In McElravy, Kinchen Associates, P.C. response to our prior disclosure, it included a disagreement regarding the accounting treatment of certain intangible assets that McElravy, Kinchen Associates, P.C. assert were in default in the recently restated form 10Q/A’s for the quarterly periods ended March 31, 2008 and June 30, 2008. It is the Company’s position that the intangible assets were not in default. The Company’s director had communications with McElravy, Kinchen Assoicates P.C. regarding the disagreements regarding the accounting treatment of the intangible assets.
The Company has given McElravy, Kinchen Associates, P.C. permission to discuss this disagreement with our current auditors, Clay Thomas, P.C.
On October 27, 2008, Registrant executed an engagement letter with Clay Thomas, P. C. to assume the role of its new certifying accountant. Clay Thomas P. C. has been asked to perform the quarterly review of Registrant for the quarter ended September 30, 2008.

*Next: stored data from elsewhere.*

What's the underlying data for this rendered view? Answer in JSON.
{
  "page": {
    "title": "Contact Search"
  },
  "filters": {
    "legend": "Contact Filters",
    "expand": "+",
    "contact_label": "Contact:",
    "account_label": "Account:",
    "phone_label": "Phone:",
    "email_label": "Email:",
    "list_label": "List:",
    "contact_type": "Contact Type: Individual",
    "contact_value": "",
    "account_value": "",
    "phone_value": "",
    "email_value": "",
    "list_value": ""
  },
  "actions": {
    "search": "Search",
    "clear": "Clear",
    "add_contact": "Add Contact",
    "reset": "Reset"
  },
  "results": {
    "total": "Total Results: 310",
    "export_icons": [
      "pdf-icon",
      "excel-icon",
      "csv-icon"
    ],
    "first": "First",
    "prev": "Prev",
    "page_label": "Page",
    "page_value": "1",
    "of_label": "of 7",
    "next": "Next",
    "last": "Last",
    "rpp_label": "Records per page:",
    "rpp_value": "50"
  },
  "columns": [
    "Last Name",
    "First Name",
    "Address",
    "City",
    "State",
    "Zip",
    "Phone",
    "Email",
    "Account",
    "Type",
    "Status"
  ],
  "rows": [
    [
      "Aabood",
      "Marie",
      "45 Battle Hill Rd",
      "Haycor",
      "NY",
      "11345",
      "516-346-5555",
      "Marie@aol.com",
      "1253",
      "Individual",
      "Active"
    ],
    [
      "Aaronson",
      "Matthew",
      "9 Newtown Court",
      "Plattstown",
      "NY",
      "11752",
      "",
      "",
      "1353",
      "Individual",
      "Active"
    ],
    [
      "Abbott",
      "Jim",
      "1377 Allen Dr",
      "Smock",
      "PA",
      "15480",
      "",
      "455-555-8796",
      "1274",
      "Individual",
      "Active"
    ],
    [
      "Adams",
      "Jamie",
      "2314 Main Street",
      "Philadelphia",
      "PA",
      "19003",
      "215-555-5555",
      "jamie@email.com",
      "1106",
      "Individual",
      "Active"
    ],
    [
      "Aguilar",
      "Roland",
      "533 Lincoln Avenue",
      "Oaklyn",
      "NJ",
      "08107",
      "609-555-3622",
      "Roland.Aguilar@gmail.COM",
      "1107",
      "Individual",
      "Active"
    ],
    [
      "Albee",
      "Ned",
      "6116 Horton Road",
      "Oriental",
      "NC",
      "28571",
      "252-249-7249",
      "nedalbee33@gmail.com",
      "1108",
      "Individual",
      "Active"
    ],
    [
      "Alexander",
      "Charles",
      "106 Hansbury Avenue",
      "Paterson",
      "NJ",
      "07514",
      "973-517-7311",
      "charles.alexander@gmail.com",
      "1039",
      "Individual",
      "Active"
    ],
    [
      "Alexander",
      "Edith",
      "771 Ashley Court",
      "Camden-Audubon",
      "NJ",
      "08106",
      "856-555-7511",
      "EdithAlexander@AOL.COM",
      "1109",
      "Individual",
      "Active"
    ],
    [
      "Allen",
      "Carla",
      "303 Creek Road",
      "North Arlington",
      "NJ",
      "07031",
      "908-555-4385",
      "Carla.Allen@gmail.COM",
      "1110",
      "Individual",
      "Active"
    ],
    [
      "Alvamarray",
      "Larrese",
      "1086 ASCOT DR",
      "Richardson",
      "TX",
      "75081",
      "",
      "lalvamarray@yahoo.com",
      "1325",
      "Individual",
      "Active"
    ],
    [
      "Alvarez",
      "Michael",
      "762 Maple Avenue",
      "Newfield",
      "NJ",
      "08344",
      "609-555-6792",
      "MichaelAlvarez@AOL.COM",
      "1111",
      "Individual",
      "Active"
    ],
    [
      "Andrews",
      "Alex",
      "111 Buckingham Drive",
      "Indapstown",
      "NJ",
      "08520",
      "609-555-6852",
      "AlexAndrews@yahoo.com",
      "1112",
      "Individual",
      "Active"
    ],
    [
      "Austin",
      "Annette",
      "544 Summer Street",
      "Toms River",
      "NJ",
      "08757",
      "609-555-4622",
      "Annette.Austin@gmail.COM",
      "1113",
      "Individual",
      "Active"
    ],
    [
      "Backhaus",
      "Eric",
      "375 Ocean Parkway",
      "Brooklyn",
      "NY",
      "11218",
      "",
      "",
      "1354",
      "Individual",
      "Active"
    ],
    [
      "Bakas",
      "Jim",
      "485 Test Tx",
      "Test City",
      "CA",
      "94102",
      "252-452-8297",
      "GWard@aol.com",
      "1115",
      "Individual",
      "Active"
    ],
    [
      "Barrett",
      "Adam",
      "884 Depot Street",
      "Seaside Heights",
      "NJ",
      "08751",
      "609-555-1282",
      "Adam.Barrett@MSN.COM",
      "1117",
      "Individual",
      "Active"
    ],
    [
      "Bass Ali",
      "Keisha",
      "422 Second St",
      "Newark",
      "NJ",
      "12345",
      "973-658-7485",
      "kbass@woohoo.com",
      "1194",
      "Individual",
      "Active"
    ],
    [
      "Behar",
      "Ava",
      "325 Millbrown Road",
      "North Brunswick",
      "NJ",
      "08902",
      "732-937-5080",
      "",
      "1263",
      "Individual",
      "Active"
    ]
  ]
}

Other than in connection with the engagement of Clay Thomas, P.C. by the Registrant, during the Registrant’s two most recent fiscal years ended December 31, 2007 and 2006, and through October 27, 2008, the Registrant did not consult Clay Thomas, P.C. regarding either: (i) the application of accounting principles to a specified transaction, completed or proposed, or the type of audit opinion that might be rendered on the Registrant’s financial statements, or (ii) any matter that was either the subject of a disagreement as defined in Item 304(a)(1)(iv) of Regulation S-K or the related instructions thereto or a “reportable event” as described in Item 304(a)(1)(v) of Regulation S-K.
The engagement of the new principal auditor was recommended and approved by the Board of Directors of Registrant.
ITEM 9.01 Financial Statements and Exhibits.
(c) Exhibits
16.1 Letter from McElravy, Kinchen Associates, P. C. to the Securities and Exchange Commission dated November 19, 2008.